Edward Germano, owner of the Hit Factory recording complex in New York and Miami, died February 6 in New York following a long illness.
A colorful figure who prided himself on his relationships with his artist clients, Germano was one of the pioneers of the modern studio industry — a trend-setter who built the most lavish and uncompromising rooms in the world.
“He turned the recording studio side of the business into a real industry,” said Troy Germano, Ed’s son, and CEO of the Hit Factory. “He made something that had been a hobby into a real business. That legacy will live on.”
Troy Germano attributes his father’s success in part to his sensitivity to the artistic process.
“He really knew what it was like to offer the right kind of creative environment when people came into the studio,” he said. “That goes back to his being a singer and a producer.”
Ed Germano’s career in the music business began in 1961, when he made the rounds in the New York circuit as a singer who had brief contracts with RCA, Decca and ABC Dunhill. He soon migrated to the production side and, in 1970, joined RCA as a staff producer/A&R.
In the early ‘70s, he helped negotiate a buyout of the Record Plant from Warner Seven Arts and joined the studio as one of its 17 partners. Then, on March 6, 1975, he purchased the Hit Factory from original owner Jerry Ragavoy.
Under Ragavoy, the Hit Factory enjoyed major credits and a reputation for sonic excellence.
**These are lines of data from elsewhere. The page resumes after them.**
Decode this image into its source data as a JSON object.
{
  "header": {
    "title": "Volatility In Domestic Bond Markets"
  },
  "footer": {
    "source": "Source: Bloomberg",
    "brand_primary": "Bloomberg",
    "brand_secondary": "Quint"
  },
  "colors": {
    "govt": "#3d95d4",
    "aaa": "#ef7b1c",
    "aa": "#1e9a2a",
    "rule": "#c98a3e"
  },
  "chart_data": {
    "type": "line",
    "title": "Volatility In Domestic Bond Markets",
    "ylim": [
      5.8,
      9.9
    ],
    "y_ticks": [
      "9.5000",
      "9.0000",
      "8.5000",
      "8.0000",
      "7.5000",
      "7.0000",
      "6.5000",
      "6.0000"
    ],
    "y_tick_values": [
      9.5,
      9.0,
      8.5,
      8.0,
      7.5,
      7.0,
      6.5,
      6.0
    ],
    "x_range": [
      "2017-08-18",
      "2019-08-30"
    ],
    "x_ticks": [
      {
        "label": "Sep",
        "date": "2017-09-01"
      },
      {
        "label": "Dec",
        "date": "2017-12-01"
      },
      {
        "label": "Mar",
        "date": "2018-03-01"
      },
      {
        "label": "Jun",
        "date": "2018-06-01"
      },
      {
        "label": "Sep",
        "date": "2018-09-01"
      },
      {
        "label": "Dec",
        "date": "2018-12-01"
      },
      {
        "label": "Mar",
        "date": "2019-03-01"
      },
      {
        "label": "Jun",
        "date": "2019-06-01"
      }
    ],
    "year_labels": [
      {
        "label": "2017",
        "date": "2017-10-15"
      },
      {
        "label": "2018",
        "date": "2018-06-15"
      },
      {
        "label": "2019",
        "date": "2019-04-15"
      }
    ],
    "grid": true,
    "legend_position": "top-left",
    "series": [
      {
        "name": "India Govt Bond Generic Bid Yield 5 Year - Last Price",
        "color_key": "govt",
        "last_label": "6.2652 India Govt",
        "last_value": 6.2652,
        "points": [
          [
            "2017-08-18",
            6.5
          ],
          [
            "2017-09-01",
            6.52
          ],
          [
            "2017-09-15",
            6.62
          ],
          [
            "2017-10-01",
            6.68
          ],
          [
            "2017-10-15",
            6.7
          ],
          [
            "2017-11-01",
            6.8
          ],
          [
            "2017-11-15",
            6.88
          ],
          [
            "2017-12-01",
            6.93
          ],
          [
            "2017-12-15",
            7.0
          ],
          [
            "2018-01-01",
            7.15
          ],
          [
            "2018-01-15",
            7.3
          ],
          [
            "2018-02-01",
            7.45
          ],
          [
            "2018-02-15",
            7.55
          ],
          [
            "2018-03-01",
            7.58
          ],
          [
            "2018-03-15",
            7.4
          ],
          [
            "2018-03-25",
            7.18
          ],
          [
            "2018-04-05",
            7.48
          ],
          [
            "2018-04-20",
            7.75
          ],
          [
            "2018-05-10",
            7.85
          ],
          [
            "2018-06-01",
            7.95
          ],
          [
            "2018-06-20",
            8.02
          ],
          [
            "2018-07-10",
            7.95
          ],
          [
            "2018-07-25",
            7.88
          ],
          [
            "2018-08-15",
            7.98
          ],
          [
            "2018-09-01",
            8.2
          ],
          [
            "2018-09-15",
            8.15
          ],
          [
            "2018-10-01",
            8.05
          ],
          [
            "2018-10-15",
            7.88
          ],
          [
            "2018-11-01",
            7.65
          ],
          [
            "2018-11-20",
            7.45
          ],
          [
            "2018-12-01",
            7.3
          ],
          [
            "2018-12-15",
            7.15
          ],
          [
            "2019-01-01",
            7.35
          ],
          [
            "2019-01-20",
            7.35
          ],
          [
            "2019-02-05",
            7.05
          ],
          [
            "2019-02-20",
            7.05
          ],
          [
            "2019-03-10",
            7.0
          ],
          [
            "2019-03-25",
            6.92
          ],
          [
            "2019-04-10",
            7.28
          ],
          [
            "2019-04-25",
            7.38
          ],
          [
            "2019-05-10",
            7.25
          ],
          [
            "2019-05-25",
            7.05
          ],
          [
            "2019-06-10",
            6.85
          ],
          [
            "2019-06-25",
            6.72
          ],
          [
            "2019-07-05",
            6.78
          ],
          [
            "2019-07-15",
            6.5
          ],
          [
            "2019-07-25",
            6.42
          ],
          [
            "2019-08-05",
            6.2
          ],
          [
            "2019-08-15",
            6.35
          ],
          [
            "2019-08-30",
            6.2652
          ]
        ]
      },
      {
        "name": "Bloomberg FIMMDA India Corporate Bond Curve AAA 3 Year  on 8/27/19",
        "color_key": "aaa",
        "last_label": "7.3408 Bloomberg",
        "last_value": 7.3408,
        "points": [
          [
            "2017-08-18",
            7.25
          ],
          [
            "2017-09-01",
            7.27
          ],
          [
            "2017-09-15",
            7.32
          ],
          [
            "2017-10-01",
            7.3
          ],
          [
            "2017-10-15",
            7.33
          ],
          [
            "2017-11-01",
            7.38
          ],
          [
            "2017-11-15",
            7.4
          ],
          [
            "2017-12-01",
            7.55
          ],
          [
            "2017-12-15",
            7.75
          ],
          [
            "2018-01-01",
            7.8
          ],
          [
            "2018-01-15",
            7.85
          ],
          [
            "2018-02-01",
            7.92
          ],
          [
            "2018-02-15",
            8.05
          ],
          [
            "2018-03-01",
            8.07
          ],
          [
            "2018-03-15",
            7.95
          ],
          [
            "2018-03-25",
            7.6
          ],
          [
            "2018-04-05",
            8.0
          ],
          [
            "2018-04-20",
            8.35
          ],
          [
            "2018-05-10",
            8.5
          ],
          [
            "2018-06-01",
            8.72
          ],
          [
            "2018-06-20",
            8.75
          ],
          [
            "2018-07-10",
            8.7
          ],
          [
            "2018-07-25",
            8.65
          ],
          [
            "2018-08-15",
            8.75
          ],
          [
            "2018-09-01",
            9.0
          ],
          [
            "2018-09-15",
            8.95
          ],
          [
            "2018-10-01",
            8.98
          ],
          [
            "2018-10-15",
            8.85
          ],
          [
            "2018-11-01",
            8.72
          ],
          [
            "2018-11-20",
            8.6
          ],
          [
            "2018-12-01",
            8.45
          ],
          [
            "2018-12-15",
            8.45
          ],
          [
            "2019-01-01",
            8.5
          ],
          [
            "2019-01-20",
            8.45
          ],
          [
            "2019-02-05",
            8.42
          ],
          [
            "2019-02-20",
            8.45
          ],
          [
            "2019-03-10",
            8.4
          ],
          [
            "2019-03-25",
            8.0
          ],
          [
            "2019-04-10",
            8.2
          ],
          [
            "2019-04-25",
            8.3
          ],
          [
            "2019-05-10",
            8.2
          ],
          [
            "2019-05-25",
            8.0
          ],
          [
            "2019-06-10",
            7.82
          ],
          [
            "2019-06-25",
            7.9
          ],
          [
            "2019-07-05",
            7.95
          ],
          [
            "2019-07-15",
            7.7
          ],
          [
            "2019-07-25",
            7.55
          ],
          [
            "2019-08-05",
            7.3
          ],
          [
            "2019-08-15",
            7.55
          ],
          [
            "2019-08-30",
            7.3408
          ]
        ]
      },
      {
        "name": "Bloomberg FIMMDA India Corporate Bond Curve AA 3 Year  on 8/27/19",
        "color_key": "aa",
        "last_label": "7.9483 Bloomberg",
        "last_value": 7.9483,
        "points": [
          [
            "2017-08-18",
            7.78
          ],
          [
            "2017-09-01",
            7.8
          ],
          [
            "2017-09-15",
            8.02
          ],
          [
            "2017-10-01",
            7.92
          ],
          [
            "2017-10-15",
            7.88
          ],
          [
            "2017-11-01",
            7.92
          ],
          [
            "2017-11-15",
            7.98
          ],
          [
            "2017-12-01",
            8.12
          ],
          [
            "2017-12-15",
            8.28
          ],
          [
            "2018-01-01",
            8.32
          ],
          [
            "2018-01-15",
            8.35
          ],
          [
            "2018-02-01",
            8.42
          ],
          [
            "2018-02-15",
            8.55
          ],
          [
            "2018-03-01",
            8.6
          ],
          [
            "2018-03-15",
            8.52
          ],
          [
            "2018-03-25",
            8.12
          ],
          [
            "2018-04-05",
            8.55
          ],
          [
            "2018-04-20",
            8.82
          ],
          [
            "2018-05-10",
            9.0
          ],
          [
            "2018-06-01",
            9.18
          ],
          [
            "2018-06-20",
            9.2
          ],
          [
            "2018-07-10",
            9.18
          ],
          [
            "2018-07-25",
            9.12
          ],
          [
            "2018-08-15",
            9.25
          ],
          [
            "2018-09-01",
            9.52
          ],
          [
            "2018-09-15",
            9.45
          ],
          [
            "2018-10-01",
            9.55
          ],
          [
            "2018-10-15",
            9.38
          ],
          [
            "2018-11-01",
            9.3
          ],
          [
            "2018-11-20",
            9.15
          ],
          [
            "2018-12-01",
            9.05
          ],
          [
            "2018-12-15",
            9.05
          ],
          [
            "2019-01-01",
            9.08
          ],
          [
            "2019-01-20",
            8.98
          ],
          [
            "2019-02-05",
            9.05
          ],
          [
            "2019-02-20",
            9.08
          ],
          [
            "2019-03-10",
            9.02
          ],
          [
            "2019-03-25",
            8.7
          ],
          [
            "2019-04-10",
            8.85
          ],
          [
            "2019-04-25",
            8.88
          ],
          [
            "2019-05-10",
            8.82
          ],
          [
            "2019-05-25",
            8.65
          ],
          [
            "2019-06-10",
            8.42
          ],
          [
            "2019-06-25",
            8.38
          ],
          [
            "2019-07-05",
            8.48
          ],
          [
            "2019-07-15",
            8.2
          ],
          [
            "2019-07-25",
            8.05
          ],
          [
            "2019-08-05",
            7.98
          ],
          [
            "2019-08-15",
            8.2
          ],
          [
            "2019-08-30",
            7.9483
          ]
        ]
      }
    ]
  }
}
However, Germano elevated the studio to a multiroom powerhouse on an unprecedented scale.
Germano’s first client as the owner of the Hit Factory was Stevie Wonder, who initially booked a three-day session but stayed for nine months and recorded his magnum opus, Songs in the Key of Life. The studio’s streak continued through the late ‘70s and ‘80s, with credits such as John Lennon & Yoko Ono’s Double Fantasy, the Rolling Stones’ Emotional Rescue, Bruce Springsteen’s Born in the U.S.A. and Paul Simon’s Graceland.
In 1989, the Germano family entered into a joint venture with Sony to form the Hit Factory London, which operated until 1993. Also in 1993, the Hit Factory opened a 100,000-square-foot recording complex at 421 West 54th St., which became its flagship location. (Recently, the studio consolidated all of its New York operations in the building, which the Germanos own.)
In 1999, the Hit Factory made news by purchasing the storied Criteria Recording Studios in Miami. The Hit Factory retained most of the staff and the vintage flavor of the Miami rooms, but undertook a remodeling that brought the facility in-line, technologically and design-wise, with the company’s New York rooms.
Commenting on his father’s uncompromising commitment to quality, Troy says, “Nothing was ever the best; it could always be made better.”
Ed Germano is survived by his wife, Janice; his son, Troy, and daughter, Danielle; and two grandchildren: Jacob and Nicolas.